Une jeune femme bibliothécaire décide de prendre quelques jours de vacances, en s'offrant une croisière à la Havane. Une fois à bord du paquebot, elle ne tarde pas à tomber amoureuse d'un avocat, qui, souhaitant cacher son identité se présente sous le nom de Collins. Les deux amants partagent une idylle durant le voyage. A son retour au pays, Lulu Smith trouve un emploi de journaliste dans un grand quotidien. Elle continue de voir l'homme qu'elle appelle Collins alors que dans le même temps l'un de ses collègue la courtise. Lors d'une soirée ou elle retrouve son amant, celui-ci révèle son identité, lui avoue qu'il est marié et que sa compagne souffre d'infirmité. Il lui explique qu'il est rongé par la culpabilité au point d'être incapable de divorcer, étant donné qu'il conduisait le véhicule lorsque l'accident de sa femme est arrivé. Lulu Smith, qui pensait lui annoncer sa grossesse ce soir-là tombe des nues et décide de le mettre à la porte…
Contrairement à beaucoup de films de Capra, Forbidden n'est pas une fable morale, c'est une histoire d'amour, un mélodrame sans le moindre jugement. Le registre comique qu'il a su développer avec Mr Smith au Sénat, Vous ne l'emporterez pas avec vous ou encore L'extravagant Mr Deeds est ici bien plus rare, se contentant de faire de brèves apparitions au début de l'histoire. Qu'on ne s'y trompe pas, si le film peut apparaître tel une romance légère au début, il n'en reste pas moins que le spectateur se retrouve très rapidement emporté par la dureté du sujet traité ainsi que la difficulté des décisions auxquelles doivent faire face les deux amants. Ce film sortie en 1932 est donc assez éloigné de la façon dont Capra traitera ses sujets dans les années à venir. C'est d'ailleurs le seul film dont il a lui-même pris l'initiative d'écrire l'histoire, preuve de l'indépendance dont jouissait l'auteur alors qu'il n'était âgé que de 34ans.
Cette indépendance dans le traitement qu'il avait sur ses films, il va la perdre en 1934. En cause, la mise en vigueur d'un code de censure, le "Code Hays". Ce texte établit par le sénateur William Hays, alors président de la Motion Pictures Producers and Distributors association, régit la production de film. C'est une forme d'autocensure mise en place par les sociétés de production Américaine, afin d'éviter l'intervention de l'Etat fédéral dans le processus de censure. En effet, la création de ce code fait suite à plusieurs scandales qui ont entachés l'image d'Hollywood, dont l'affaire Roscoe Arbuckle. Ce code rédigé par deux ecclésiastiques va imposer aux réalisateurs de suivre une véritable charte morale sur tous les films Hollywoodiens entre 1934 et 1954. L'idée étant de ne pas porter atteinte aux valeurs morales des spectateurs. Quelques exemples nous montrent que les réalisateurs ne doivent pas amener le public à avoir de l'empathie pour un criminel et ce peu importe le méfait commit par ce dernier. Ils ne doivent pas non plus présenter un adultère explicitement, ni le justifié. Dans le même temps, les scènes de passions sont désormais proscrites.

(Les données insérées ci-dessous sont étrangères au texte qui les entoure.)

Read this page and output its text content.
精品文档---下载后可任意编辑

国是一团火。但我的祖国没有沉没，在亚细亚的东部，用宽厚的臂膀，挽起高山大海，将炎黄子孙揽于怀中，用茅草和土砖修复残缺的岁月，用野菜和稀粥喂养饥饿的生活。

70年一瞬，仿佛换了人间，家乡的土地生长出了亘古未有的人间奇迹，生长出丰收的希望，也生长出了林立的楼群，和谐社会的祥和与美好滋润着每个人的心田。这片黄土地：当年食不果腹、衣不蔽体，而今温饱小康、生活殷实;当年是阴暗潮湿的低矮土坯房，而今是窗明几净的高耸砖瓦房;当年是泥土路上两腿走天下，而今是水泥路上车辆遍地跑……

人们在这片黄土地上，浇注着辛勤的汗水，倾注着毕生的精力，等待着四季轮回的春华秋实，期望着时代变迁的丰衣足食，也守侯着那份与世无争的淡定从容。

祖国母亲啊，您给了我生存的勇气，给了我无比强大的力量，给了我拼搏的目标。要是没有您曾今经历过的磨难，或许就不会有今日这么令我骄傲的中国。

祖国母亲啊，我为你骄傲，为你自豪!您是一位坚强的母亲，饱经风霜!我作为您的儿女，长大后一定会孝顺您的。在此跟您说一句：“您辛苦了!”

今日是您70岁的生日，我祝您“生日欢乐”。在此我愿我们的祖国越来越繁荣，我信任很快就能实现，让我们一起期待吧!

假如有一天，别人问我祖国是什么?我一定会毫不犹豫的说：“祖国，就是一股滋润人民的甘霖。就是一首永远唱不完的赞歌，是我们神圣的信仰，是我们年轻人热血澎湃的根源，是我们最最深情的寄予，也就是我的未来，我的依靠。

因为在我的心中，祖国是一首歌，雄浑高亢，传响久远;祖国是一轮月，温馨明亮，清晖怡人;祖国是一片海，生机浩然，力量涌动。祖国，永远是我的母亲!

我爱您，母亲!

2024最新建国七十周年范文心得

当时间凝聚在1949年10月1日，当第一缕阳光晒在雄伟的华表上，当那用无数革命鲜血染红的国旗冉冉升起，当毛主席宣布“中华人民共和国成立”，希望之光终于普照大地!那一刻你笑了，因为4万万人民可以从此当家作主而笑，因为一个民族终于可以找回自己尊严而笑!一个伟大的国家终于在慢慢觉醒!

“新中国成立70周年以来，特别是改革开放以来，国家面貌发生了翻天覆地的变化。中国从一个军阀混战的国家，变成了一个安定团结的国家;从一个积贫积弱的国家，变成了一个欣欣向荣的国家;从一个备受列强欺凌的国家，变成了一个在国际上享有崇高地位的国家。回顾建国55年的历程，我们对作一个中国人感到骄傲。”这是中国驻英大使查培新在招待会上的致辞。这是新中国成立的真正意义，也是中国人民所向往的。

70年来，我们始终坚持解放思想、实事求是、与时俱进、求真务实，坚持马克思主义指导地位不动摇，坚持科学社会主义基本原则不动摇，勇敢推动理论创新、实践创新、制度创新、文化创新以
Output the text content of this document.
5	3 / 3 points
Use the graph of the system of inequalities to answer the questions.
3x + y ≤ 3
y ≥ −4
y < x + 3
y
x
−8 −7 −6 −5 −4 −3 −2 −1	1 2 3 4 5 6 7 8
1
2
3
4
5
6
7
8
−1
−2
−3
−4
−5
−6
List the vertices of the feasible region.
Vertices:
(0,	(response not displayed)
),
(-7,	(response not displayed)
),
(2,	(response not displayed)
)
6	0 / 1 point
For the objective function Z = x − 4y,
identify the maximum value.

Même s'il n'en parle pas beaucoup dans son autobiographie, il est certain que l'instauration de ce code va obliger Capra à faire évoluer son style dans la réalisation de ses futurs projets. La tonalité plus comique des films cités plus haut témoigne de ce changement de style.
Dans Forbidden, même si l'adultère est bien présent, Capra ne porte pas de regard moralisateur dessus, pour la simple et bonne raison qu'il respecte ses personnages, de part la difficulté des choix qu'ils ont à accomplir. Car au-delà de toutes les conventions sociales et morales qui peuvent existées à cette époque, c'est bien l'amour indéfectible entre Lulu Smith et Bob Grover qui domine tout au long de l'histoire. Et ce malgré les circonstances qui les obligent à se séparer.
Forbidden est probablement l'un des films les plus intimistes de Capra, car le spectateur est frappé durant tout le film par l'humanité qui anime les personnages. Barbara Stanwyck qui n'en est plus à son coup d'essai avec le réalisateur américano-italien livre ici une prestation exceptionnelle qui ne sera qu'un avant-goût de sa carrière. Quant à Adolphe Menjou, il remplit parfaitement son rôle d'avocat lâche - mais amoureux - qui refuse de quitter sa femme pour vivre avec sa maîtresse, par peur que sa carrière politique en soit entachée.